Joel Rees <[email protected]> writes:
> 2014/07/07 10:39 "Joe Pfeiffer" <[email protected]>:
>>
>> Joel Rees <[email protected]> writes:
>>
>> > 2014/07/07 5:08 "Nuno Magalhães" <[email protected]>:
>> >>
>> >> On Sun, Jul 6, 2014 at 9:03 PM, kamaraju kusumanchi
>> >> <[email protected]> wrote:
>> >> > I am still exploring all the suggestions given by others. But SQLite
>> >> > looks
>> >> > very promising. There is a Perl DBI Interface to SQLite which might be
>> >> > what
>> >> > I am after.
>> >>
>> >> >> > 2) I want the data to be in text format.
>> >>
>> >> SQLite keeps data in binary files.
>> >
>> > What do you mean by that?
>>
>> Presumably, as opposed to human-readable text files.
>
> Uhm, is text not a subset of binary (when talking about the contents of the
> files that implement a database)?
> Does SQLite encode text fields in some non-human-readable manner?
>
> Okay, thinking about it a bit, the lack of delimiters, and the puzzling
> nature of binary zero when trying to
> read it as text, might be what Nuno was referring to. Comma delimited files
> provide visible, understandable
> delimiters,
>
> Oh, and the INTEGER PRIMARY KEY is never readable as TEXT.
>
> For some people seeking to keep data in text format, that might disqualify
> SQLite. Apparently not the OP?
My typical experience is that when people distinguish "text" vs
"binary" files, they mean the whole file can reasonably be made sense
of in a text editor (that's not a precise definition, of course, but I
think it serves the purpose). When I open an SQLite database I have
handy with emacs, it is rife with nulls and other non-printing
characters. Similarly, when I try to run 'less' on it, the response
is
babs:506$ less house.db
"house.db" may be a binary file. See it anyway?
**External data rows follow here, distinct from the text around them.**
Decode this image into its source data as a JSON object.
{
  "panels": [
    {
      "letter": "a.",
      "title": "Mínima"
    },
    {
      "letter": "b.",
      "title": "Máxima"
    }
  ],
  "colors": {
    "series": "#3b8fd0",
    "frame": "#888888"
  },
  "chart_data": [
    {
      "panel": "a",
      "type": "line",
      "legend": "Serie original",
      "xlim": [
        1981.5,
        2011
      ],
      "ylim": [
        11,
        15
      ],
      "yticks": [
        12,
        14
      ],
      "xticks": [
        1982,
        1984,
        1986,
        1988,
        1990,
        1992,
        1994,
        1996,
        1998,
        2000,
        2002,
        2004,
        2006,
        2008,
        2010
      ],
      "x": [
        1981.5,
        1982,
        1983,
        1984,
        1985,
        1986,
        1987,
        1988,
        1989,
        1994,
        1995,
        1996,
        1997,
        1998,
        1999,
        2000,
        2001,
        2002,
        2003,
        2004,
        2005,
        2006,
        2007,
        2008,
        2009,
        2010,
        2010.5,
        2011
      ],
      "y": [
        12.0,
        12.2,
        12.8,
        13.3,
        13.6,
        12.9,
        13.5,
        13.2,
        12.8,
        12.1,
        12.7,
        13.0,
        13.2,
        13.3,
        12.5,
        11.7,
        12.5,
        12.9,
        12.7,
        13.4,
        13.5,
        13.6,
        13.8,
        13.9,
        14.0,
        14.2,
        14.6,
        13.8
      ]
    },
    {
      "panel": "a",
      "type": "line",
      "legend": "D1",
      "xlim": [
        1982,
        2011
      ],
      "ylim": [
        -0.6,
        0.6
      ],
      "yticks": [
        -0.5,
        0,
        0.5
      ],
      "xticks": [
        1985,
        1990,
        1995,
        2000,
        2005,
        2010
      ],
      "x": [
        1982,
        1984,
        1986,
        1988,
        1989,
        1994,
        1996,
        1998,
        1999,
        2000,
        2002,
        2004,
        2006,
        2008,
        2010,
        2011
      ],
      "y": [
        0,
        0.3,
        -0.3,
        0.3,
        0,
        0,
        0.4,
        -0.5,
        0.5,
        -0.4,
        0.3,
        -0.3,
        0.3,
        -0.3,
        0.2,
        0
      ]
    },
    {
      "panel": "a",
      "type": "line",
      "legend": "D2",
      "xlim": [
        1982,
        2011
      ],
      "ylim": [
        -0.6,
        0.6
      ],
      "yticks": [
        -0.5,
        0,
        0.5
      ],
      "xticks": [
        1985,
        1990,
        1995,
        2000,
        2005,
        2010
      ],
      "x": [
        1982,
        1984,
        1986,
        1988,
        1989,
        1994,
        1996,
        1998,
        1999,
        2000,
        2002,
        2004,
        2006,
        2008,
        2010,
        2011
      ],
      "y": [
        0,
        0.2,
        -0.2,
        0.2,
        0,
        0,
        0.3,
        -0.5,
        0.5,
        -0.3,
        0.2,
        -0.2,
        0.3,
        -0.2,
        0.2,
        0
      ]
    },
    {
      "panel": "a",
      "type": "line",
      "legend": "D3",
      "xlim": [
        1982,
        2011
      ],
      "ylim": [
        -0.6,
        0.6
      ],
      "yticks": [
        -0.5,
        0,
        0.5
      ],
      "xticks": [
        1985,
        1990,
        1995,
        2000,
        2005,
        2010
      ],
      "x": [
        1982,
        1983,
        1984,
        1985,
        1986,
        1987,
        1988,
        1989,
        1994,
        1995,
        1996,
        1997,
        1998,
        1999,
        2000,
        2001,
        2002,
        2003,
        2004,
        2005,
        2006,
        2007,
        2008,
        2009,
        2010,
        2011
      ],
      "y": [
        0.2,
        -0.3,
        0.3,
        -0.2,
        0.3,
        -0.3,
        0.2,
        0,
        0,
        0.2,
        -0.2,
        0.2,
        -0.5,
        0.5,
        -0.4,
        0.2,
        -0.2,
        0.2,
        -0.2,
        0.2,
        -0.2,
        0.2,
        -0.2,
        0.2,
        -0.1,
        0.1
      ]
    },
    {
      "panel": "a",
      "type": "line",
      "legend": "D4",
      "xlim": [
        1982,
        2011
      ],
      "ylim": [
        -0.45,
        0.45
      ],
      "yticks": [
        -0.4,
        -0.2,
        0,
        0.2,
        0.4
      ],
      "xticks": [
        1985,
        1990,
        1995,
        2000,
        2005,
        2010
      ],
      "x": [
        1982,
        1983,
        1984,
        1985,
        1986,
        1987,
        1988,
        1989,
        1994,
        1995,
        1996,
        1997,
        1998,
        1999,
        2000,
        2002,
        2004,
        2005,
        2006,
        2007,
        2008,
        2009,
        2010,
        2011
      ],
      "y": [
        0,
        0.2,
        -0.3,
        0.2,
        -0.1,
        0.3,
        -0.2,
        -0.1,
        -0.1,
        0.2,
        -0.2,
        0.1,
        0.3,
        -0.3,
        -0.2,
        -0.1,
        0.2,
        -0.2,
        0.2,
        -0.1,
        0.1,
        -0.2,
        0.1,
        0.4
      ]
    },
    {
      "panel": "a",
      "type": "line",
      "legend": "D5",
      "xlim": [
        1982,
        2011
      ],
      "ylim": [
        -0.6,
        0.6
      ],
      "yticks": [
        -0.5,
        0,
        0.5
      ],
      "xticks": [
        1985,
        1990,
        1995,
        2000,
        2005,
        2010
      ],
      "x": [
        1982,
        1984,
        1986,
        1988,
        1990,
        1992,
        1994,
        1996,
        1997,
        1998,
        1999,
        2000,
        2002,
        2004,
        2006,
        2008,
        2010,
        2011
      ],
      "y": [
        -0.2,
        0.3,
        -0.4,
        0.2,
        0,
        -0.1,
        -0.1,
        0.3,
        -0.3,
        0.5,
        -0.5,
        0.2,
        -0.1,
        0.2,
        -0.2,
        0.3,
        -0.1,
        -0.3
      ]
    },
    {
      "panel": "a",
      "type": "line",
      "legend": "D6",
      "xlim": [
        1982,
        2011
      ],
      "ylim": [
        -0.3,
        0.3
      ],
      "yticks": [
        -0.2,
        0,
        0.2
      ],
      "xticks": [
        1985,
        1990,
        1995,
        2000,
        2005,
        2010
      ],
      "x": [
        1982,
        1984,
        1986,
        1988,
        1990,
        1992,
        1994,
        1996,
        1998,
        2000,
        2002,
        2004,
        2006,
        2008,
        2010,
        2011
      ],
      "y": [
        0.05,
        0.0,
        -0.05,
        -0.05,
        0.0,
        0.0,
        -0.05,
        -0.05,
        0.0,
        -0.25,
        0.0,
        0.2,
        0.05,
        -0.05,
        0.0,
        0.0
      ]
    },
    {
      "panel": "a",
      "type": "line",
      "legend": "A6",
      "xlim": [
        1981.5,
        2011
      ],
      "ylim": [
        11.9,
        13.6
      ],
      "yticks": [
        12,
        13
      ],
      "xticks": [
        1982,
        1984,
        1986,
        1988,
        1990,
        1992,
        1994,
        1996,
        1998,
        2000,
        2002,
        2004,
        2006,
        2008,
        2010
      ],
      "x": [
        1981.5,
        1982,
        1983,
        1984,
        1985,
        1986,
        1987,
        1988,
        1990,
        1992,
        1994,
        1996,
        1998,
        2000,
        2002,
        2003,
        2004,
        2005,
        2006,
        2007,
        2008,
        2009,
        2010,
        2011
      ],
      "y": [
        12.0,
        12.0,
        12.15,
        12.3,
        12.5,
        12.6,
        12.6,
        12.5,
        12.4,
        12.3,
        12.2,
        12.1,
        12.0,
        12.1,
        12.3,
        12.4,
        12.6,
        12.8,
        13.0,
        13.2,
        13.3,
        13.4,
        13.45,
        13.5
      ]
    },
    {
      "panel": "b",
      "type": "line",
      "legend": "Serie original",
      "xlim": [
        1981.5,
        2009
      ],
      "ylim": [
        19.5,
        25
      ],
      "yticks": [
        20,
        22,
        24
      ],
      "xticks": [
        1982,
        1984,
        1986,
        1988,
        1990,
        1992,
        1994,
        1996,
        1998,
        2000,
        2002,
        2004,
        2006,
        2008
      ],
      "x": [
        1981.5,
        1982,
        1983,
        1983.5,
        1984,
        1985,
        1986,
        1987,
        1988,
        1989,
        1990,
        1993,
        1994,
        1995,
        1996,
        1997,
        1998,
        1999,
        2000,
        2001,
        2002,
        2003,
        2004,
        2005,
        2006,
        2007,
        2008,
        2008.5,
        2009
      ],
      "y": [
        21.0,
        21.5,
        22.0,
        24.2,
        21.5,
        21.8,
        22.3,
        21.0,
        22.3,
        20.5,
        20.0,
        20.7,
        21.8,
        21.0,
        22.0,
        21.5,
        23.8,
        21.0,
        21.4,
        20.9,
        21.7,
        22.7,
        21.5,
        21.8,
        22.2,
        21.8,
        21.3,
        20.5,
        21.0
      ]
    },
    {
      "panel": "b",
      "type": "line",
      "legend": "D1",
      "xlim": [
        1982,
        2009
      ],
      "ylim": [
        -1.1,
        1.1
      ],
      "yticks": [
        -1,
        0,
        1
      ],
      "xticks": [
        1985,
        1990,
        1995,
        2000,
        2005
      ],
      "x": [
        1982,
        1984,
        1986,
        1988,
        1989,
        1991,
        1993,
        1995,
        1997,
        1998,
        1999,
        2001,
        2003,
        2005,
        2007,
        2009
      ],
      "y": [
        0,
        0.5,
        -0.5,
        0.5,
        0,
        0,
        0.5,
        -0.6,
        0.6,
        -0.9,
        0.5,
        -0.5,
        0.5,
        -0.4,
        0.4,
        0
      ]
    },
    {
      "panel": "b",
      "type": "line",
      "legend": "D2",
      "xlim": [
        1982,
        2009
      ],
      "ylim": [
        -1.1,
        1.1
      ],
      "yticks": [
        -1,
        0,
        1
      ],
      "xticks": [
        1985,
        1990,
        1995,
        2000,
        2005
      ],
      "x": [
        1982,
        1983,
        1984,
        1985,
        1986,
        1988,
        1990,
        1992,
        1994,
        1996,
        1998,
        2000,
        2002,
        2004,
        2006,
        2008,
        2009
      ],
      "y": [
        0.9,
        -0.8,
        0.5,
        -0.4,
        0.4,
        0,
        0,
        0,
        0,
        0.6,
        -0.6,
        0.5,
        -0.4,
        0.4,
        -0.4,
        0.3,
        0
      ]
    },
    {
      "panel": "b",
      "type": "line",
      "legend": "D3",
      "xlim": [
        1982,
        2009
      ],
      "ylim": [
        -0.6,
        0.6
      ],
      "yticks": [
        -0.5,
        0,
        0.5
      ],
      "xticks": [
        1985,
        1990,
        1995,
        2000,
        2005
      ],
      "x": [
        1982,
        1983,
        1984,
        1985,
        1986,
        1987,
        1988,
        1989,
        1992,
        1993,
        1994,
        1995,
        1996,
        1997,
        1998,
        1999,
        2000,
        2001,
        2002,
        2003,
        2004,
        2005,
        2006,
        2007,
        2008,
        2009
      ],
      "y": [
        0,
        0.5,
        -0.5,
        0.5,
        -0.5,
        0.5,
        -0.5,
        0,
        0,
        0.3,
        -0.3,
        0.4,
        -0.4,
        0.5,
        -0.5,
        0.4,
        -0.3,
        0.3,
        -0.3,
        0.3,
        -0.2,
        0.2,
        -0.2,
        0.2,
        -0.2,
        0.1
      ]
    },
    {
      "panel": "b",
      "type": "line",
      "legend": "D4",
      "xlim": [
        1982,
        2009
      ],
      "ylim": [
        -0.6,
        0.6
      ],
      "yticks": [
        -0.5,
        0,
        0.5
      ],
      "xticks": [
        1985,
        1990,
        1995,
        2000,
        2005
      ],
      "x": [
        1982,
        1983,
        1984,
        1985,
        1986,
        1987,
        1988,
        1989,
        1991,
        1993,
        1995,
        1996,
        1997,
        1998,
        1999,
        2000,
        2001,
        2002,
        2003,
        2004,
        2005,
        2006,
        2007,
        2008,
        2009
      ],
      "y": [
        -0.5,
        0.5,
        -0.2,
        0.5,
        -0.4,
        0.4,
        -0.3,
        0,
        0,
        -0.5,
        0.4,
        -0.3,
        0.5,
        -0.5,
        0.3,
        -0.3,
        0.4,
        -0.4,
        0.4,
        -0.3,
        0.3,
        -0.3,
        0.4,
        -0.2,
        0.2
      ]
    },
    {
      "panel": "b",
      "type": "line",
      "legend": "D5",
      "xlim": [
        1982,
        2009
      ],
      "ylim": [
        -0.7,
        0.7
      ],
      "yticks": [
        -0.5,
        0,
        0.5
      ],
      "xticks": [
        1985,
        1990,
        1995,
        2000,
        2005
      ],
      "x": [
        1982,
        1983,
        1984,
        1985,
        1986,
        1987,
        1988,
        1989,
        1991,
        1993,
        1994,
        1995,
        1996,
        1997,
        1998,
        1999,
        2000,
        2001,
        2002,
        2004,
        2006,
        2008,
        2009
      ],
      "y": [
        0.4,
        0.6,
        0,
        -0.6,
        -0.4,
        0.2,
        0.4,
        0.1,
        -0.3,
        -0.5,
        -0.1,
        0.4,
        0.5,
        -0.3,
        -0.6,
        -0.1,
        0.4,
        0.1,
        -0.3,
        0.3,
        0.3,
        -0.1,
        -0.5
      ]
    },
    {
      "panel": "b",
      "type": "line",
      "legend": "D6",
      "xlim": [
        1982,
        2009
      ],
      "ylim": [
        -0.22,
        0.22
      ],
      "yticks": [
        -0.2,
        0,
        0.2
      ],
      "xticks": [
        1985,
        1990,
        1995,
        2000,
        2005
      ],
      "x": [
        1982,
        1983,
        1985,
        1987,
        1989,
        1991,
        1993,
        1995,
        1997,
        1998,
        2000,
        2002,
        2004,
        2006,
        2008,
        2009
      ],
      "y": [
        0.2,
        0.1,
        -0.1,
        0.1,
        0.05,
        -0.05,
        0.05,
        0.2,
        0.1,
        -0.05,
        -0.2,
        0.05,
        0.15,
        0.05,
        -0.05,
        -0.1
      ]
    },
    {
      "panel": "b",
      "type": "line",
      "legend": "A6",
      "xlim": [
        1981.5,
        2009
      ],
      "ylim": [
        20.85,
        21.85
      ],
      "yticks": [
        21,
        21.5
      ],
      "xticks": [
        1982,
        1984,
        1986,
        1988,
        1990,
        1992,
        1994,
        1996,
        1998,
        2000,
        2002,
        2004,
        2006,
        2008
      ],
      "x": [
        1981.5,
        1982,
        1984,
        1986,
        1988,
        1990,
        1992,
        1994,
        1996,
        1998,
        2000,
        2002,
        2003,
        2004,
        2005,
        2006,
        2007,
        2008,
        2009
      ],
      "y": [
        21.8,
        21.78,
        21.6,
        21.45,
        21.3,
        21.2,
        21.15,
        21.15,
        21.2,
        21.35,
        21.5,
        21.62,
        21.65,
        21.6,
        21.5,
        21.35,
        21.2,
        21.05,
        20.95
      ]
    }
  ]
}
Arguably, as people typically use the distinction, it's not a text
file. Yes, I can extract the text fields as human-readable ASCII,
but that does not make it a text file.
>Okay, thinking about it a bit, the lack of delimiters, and the puzzling nature
>of binary zero when trying to read it as text,
>might be what Nuno was referring to. Comma delimited files provide visible,
>understandable delimiters,
And what just about anybody else would mean by a text file, as well.
>Oh, and the INTEGER PRIMARY KEY is never readable as TEXT.
>
>For some people seeking to keep data in text format, that might
>disqualify SQLite. Apparently not the OP?
My impression (I'd have to go back and recheck) is that it
disqualified it for the OP, as well.